For the single-vector reordering, the APIs are "trivial":
public static Vector128<byte> Shuffle(Vector128<byte> vector, Vector128<byte> indices)
public static Vector128<sbyte> Shuffle(Vector128<sbyte> vector, Vector128<sbyte> indices)
public static Vector128<short> Shuffle(Vector128<short> vector, Vector128<short> indices)
public static Vector128<ushort> Shuffle(Vector128<ushort> vector, Vector128<ushort> indices)
public static Vector128<int> Shuffle(Vector128<int> vector, Vector128<int> indices)
public static Vector128<uint> Shuffle(Vector128<uint> vector, Vector128<uint> indices)
public static Vector128<float> Shuffle(Vector128<float> vector, Vector128<int> indices)
public static Vector128<long> Shuffle(Vector128<long> vector, Vector128<long> indices)
public static Vector128<ulong> Shuffle(Vector128<ulong> vector, Vector128<ulong> indices)
public static Vector128<double> Shuffle(Vector128<double> vector, Vector128<long> indices)
For the two-vector reordering, the APIs are generally the same:
public static Vector128<byte> Shuffle(Vector128<byte> lower, Vector128<byte> upper, Vector128<byte> indices)
public static Vector128<sbyte> Shuffle(Vector128<sbyte> lower, Vector128<sbyte> upper, Vector128<sbyte> indices)
public static Vector128<short> Shuffle(Vector128<short> lower, Vector128<short> upper, Vector128<short> indices)
public static Vector128<ushort> Shuffle(Vector128<ushort> lower, Vector128<ushort> upper, Vector128<ushort> indices)
public static Vector128<int> Shuffle(Vector128<int> lower, Vector128<int> upper, Vector128<int> indices)
public static Vector128<uint> Shuffle(Vector128<uint> lower, Vector128<uint> upper, Vector128<uint> indices)
public static Vector128<float> Shuffle(Vector128<float> lower, Vector128<float> upper, Vector128<int> indices)
public static Vector128<long> Shuffle(Vector128<long> lower, Vector128<long> upper, Vector128<long> indices)
public static Vector128<ulong> Shuffle(Vector128<ulong> lower, Vector128<ulong> upper, Vector128<ulong> indices)

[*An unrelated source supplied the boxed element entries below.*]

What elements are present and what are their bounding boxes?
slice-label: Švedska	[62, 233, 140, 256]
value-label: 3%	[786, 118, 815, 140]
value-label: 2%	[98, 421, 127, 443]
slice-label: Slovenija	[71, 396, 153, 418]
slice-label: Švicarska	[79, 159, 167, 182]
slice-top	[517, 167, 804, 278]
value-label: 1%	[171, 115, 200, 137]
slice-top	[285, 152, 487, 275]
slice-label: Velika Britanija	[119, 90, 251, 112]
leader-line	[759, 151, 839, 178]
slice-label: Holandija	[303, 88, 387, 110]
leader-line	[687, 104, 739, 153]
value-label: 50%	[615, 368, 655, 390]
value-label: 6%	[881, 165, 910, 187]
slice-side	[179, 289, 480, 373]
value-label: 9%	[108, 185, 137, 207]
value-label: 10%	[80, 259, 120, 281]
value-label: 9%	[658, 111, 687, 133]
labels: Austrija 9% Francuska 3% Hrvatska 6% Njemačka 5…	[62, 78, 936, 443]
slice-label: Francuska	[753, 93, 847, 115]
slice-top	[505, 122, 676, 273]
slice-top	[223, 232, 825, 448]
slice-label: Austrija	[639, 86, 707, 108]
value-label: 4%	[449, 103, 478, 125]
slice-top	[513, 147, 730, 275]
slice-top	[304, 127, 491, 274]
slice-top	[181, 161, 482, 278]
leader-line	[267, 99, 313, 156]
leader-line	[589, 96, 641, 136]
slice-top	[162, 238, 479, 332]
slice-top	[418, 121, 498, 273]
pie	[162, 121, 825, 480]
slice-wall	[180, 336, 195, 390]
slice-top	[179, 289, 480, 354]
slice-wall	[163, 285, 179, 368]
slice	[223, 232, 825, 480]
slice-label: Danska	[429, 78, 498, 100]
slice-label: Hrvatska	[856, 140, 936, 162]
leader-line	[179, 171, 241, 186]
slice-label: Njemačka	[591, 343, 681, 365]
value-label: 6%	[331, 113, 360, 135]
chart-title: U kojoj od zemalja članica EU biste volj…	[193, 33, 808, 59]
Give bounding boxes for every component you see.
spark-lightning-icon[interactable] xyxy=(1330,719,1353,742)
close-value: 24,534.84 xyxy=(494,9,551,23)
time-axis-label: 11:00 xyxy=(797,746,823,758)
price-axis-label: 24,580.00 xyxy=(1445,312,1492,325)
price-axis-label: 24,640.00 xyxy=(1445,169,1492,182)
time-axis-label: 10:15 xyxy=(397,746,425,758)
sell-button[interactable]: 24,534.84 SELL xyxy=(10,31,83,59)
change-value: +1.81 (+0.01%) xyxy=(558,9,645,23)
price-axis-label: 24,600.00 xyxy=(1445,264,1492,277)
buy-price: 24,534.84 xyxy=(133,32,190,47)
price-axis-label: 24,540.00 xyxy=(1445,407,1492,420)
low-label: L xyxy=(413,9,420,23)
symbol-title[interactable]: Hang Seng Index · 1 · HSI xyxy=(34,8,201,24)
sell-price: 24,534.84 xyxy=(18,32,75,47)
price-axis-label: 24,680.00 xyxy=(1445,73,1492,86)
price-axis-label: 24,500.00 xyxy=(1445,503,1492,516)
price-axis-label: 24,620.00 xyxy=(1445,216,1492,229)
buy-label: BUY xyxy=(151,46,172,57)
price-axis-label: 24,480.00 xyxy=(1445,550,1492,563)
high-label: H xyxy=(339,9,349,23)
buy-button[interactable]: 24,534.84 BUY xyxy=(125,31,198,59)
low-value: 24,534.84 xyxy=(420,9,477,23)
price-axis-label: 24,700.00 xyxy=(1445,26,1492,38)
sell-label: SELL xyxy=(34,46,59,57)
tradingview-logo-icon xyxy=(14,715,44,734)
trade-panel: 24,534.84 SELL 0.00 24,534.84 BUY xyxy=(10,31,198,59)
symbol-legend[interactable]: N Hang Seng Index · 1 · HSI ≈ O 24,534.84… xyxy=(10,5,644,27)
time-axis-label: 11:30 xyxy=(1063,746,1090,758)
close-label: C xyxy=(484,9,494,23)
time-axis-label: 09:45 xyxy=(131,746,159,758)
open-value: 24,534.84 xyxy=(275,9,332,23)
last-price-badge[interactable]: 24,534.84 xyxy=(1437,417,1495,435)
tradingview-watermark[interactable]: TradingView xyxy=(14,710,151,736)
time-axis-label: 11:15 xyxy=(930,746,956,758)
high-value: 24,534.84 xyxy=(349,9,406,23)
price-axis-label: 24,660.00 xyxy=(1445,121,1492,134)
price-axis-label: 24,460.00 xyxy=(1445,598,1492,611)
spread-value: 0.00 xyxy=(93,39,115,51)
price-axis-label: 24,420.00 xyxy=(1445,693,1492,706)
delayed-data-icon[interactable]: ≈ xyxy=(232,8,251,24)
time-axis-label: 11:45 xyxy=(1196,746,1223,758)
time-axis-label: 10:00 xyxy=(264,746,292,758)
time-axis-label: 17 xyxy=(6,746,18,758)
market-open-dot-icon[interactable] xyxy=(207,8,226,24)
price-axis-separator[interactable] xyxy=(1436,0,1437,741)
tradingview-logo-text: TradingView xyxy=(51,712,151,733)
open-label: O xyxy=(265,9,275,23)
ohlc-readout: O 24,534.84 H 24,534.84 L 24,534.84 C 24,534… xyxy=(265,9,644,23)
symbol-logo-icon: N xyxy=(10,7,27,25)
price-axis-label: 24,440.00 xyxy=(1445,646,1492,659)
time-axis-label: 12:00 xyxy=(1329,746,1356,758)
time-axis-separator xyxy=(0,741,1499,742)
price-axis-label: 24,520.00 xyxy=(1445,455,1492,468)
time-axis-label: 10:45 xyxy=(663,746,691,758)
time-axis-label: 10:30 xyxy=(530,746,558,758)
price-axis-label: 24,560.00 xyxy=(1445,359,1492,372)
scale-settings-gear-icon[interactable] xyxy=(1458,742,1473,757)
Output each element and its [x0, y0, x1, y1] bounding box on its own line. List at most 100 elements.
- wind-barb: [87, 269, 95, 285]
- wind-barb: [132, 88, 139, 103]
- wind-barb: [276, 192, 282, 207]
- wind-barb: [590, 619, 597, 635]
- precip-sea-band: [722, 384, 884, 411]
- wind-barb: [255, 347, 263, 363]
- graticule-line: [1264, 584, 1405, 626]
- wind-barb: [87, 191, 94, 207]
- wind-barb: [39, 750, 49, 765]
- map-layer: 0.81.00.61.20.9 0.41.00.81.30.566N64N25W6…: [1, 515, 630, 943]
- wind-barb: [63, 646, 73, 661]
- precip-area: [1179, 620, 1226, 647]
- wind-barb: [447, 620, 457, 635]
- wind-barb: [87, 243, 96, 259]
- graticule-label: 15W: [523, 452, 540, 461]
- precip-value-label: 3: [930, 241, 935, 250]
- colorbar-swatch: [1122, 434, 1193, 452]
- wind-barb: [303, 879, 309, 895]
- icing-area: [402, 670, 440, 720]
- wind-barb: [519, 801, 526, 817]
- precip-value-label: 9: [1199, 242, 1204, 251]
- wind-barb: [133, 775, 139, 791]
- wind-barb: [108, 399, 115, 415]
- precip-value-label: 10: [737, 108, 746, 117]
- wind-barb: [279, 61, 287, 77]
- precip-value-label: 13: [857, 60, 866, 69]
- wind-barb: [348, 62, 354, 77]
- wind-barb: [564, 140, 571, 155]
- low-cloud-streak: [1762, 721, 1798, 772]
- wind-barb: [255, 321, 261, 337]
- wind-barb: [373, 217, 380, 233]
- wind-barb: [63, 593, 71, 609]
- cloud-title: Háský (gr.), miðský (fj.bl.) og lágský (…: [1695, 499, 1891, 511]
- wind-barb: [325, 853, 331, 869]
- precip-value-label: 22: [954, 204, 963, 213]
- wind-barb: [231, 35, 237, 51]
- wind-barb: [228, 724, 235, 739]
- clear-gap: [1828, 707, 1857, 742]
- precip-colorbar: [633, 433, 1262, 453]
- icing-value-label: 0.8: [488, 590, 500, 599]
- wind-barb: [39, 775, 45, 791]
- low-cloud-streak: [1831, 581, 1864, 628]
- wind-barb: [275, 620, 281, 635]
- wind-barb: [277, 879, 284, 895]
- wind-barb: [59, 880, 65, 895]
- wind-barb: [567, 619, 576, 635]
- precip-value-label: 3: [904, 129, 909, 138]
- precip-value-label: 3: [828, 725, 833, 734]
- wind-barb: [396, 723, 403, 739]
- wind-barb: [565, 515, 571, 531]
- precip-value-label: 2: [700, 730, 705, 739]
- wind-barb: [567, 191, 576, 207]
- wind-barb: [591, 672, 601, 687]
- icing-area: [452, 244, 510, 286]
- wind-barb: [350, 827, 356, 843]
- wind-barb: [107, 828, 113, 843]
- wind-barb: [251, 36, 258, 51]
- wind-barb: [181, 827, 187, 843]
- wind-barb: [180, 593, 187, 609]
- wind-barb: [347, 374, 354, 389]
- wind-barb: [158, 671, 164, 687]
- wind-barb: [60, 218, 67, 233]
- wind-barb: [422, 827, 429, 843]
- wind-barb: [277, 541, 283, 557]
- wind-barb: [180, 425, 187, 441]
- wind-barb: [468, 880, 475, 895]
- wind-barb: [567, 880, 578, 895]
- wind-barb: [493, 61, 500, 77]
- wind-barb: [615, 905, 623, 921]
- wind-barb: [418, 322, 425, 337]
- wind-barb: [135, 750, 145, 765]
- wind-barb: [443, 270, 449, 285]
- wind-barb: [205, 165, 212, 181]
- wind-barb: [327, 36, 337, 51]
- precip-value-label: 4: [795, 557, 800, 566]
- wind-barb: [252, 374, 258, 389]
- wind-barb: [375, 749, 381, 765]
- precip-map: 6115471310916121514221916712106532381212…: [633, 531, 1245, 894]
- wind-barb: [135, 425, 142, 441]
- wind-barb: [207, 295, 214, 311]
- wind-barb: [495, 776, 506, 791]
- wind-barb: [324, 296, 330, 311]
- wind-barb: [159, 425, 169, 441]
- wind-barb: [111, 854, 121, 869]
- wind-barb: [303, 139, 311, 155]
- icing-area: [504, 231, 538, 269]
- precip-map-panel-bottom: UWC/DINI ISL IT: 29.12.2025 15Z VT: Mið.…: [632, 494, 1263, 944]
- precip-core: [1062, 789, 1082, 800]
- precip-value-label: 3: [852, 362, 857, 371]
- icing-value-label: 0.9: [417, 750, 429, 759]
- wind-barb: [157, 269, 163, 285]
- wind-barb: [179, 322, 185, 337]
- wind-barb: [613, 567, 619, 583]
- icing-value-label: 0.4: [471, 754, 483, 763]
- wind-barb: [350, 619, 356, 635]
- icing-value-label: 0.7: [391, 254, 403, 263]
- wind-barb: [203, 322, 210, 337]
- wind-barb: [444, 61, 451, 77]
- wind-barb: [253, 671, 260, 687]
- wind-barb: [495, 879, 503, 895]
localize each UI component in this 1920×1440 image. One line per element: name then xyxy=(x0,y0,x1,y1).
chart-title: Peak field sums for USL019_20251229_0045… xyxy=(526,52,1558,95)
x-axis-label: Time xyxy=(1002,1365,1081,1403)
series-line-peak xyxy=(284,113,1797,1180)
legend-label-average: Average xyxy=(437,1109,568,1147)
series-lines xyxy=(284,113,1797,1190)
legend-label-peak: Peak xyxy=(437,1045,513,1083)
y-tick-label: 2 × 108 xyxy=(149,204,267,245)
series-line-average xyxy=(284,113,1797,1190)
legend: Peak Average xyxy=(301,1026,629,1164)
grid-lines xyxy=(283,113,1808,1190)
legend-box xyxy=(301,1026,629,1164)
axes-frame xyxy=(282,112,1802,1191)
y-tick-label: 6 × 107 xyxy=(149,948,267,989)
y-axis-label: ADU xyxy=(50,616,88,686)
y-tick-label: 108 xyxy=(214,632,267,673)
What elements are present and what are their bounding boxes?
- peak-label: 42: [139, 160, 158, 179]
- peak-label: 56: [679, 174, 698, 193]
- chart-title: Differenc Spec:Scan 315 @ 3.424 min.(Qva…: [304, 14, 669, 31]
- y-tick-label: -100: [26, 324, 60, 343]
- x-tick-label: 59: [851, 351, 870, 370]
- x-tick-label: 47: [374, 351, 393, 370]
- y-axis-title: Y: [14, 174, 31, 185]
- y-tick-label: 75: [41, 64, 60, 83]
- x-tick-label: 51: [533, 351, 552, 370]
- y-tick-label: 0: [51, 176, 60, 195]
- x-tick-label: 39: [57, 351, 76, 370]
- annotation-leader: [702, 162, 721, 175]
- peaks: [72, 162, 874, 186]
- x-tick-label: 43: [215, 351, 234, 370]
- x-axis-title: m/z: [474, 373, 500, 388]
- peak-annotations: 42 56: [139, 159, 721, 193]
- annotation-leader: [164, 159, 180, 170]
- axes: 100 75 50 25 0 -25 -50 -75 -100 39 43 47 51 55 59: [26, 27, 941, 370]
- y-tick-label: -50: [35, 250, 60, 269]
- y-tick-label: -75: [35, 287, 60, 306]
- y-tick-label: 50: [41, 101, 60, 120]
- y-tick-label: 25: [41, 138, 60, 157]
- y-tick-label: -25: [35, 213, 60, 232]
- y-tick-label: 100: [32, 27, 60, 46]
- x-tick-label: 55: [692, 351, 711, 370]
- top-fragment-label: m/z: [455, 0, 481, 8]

public static Vector128<double> Shuffle(Vector128<double> lower, Vector128<double> upper, Vector128<long> indices)
An upside of these APIs is that for common input scenarios involving constant indices, these can be massively simplified.
A downside for these APIs is that non-constant inputs on older hardware or certain Vector256<T>
shuffles involving byte
, sbyte
, short
, or ushort
that cross the 128-bit lane boundary can take a couple instructions rather than being a single instruction.
This is ultimately no worse than a few other scenarios on each platform where one platform may have slightly better instruction generation due to the instructions it provides.